***

Açil düşüncelerinden sıyrılıp Valerie'yi uyuttu. Ne yaparsa yapsın kızını ihmal edemezdi. Dario'dan alacağı intikamda kızı huzurlu kalmalıydı ne olursa olsun.

***

Dario uyandığında evde bir hareketlilik olduğunu görünce bir anlam veremedi. Anna'ya "Neler oluyor?" diye sordu. Genç kız bir şey söylemek için ağzını açmıştı ki Açil'in sesi duyuldu. "Bu akşam geri dönüşüm için balo var." 

Dario inanamaz bir şekilde Açil'e bakıyordu. Aralarında çözülmeyi bekleyen o kadar sorun varken balo mu vardı? Bu ne demekti? "Bunu hemen iptal ediyoruz." dediği sırada Açil kaşlarını kaldırıp Dario'ya baktı. Bakışlarıyla meydan okuyordu kocasına.

"Çok geç kaldın. Kraliçeyi çağırdım ve olumlu yanıt aldım bile."

Dario sinirle Açil'e bakarken "Şimdi bunun sırası mı sence?" diye sordu.

Açil umursamaz bir şekilde omuz silkti. "Sence bunu ne kadar umursuyorum?" dedikten sonra işlerine geri döndü. Dario ise sakinleşmek için derin derin nefesler almak zorunda kaldı.

Açil tüm gece Dario'yu sinirlendirecek şeyleri düşünmüştü. Sonunda balo düzenlemek aklına gelmişti. Bu balo Dario'nun düşündüğünden çok daha farklı olacaktı.

Balo saati yaklaştığında Cassandra gelince Açil gülümsedi. İçinden gelir mi gelmez mi diye düşünüp duruyordu. Bugünkü balodan sonra aralarının bozulabileceğini biliyordu ama bunu düşünecek durumda değildi. Bu evden kızını da alıp çıkacaktı. Zafer kazanmış olarak.
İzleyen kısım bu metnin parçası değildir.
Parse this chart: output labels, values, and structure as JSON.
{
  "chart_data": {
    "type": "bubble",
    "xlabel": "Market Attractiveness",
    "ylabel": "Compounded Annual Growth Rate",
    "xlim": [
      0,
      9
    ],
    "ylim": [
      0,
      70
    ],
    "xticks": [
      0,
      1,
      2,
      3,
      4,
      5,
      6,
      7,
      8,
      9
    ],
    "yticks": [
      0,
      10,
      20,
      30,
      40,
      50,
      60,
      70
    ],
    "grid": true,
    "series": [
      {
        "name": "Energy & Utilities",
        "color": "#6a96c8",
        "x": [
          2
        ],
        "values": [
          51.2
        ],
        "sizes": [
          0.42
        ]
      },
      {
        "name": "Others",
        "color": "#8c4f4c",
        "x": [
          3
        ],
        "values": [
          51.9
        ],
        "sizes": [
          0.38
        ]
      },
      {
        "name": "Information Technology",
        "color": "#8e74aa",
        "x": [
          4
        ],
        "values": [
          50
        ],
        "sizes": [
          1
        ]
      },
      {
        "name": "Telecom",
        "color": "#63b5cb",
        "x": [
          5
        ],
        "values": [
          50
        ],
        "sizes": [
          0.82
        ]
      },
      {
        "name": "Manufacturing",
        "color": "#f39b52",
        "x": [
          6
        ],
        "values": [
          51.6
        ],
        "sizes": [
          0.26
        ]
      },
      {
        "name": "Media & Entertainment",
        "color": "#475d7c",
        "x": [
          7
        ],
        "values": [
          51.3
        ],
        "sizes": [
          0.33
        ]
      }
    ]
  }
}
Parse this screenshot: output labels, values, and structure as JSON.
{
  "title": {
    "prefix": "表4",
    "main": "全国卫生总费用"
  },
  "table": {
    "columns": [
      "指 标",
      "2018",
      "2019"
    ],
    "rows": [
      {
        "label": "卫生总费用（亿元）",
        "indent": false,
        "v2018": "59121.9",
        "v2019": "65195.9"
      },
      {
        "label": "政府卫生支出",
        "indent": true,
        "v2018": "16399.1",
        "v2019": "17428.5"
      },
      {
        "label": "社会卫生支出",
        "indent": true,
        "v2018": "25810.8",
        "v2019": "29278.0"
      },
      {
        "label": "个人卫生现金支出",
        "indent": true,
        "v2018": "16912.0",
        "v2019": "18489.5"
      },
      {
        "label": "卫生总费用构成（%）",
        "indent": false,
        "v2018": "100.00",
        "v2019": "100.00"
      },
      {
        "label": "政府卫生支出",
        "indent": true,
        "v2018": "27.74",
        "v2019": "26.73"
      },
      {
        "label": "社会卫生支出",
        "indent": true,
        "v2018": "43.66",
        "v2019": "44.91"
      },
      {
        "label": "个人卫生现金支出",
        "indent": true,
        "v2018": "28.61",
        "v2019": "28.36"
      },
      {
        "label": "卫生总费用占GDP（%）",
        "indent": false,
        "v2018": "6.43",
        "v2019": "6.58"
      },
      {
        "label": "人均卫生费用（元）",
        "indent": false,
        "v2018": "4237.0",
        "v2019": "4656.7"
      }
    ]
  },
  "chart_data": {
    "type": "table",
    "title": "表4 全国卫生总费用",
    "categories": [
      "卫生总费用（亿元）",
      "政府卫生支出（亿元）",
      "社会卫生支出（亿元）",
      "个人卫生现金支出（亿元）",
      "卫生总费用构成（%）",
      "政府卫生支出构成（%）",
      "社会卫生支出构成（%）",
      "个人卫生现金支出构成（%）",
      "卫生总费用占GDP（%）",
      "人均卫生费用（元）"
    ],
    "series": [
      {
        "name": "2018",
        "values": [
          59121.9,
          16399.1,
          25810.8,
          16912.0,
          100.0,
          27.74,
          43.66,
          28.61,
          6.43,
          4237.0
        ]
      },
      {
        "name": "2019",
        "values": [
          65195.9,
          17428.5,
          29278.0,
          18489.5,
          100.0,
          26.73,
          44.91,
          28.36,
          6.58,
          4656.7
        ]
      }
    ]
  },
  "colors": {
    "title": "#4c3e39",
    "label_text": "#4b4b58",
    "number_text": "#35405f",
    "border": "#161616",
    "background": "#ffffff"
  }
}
Cassandra'ya sarıldıktan sonra "Hoş geldin." dedi.

"Neler oluyor Açil, abimle barıştınız mı?" diye sordu heyecanla. Ve her zamanki sabırsızlığıyla konuya direkt girerek. Açil Cassandra'nın kocasına bakıp gülümsedikten sonra "Hiç değişmeyecek değil mi?" diye sordu.

"Hiç değişmesin, ben Dario'ya bakıyorum." diyerek giderken Açil Cassandra'yı kıskanmadan edemedi. Ne olursa olsun her zaman arkasında olan bir kocası olmamıştı. O yüzden güzel ilişkileri olan herkes canını yakıyordu.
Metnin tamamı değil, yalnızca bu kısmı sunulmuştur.